Halliburton has been experiencing a growth spurt ever since Cheney passed through the revolving door of Washington politics to set up the Administration he manages for George W. Bush. The Texas-based corporation moved to number one on the Army’s list of top contractors in 2003, pocketing 4.2 billion taxpayer dollars last year alone. It got one no-bid contract after discussions in which Cheney’s chief of staff, Lewis "Scooter" Libby, was involved. (Despite soaring revenues, however, the Halliburton unit doing work in Iraq is plagued by so many problems, from mismanagement to allegations of corruption, that it may be spun off to try to salvage what’s left of the parent company’s reputation.)

The VP

1) Cheny has a conflict of interest.

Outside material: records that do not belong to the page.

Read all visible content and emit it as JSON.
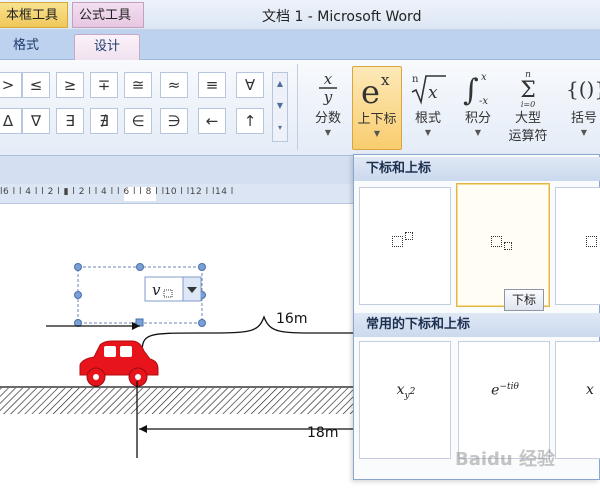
{
  "titlebar": {
    "context_tab_textbox": "本框工具",
    "context_tab_equation": "公式工具",
    "window_title": "文档 1 - Microsoft Word"
  },
  "tabs": {
    "format": "格式",
    "design": "设计"
  },
  "symbols": {
    "row1": [
      ">",
      "≤",
      "≥",
      "∓",
      "≅",
      "≈",
      "≡",
      "∀"
    ],
    "row2": [
      "Δ",
      "∇",
      "∃",
      "∄",
      "∈",
      "∋",
      "←",
      "↑"
    ]
  },
  "structures": [
    {
      "label": "分数",
      "icon": "fraction-icon"
    },
    {
      "label": "上下标",
      "icon": "script-icon"
    },
    {
      "label": "根式",
      "icon": "radical-icon"
    },
    {
      "label": "积分",
      "icon": "integral-icon"
    },
    {
      "label": "大型",
      "label2": "运算符",
      "icon": "large-operator-icon"
    },
    {
      "label": "括号",
      "icon": "bracket-icon"
    }
  ],
  "ruler": {
    "marks": "l6 l l 4 l l 2 l ▮ l 2 l l 4 l l 6 l l 8 l l10 l l12 l l14 l"
  },
  "document": {
    "var_label": "v",
    "dist_top": "16m",
    "dist_bottom": "18m",
    "car_color": "#e8141b"
  },
  "gallery": {
    "section1_title": "下标和上标",
    "section2_title": "常用的下标和上标",
    "tooltip": "下标",
    "examples": [
      "x",
      "y",
      "2",
      "e",
      "−tiθ"
    ]
  },
  "watermark": "Baidu 经验"
}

He continues to receive money from Halliburton–$178,437 in 2003 alone.
2) A Congressional Research Service study has described the sort of deferred-salary payments he receives and the millions in stock options he retains as "among those benefits described by the Office of Government Ethics as ‘retained ties’ or ‘linkages’ to one’s former employer."

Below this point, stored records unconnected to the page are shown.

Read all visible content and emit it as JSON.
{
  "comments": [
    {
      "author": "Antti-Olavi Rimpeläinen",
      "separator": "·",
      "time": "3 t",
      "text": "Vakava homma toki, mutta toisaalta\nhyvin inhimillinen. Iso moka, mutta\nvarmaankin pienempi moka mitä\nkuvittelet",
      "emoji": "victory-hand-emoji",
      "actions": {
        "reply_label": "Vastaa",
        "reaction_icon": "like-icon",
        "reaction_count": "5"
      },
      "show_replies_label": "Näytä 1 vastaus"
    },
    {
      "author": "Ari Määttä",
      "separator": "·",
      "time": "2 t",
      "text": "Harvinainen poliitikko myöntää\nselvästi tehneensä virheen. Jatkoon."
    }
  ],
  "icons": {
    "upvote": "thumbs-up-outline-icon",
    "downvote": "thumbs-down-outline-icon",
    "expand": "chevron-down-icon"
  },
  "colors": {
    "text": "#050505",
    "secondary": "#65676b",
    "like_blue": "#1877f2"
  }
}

3) Cheney chaired the corrupt Energy Task Force and pressed Bush to make a second round of tax cuts for the rich, which then-Treasury Secretary Paul O’Neill worried were unwise and unsound.
4) The editorial calls Cheney an "armchair warrior" who as a college student collected five draft deferments to avoid serving in Vietnam but who "entered the White House campaigning for war on Iraq and never let up. Since the September 11 attacks, and with increasing ferocity during the current campaign, Cheney has served as Bush’s scaremonger in chief–evoking images of thousands of Americans killed by terrorists with nuclear weapons and seeking to justify the invasion of Iraq by repeating thoroughly discredited claims that Saddam Hussein’s regime was working with Al Qaeda."

The article ends with a rhetorical question: "Which presidential team can be trusted to put the needs of Americans before their own interests and those of their friends? Cheney has made it clear where his loyalties lie."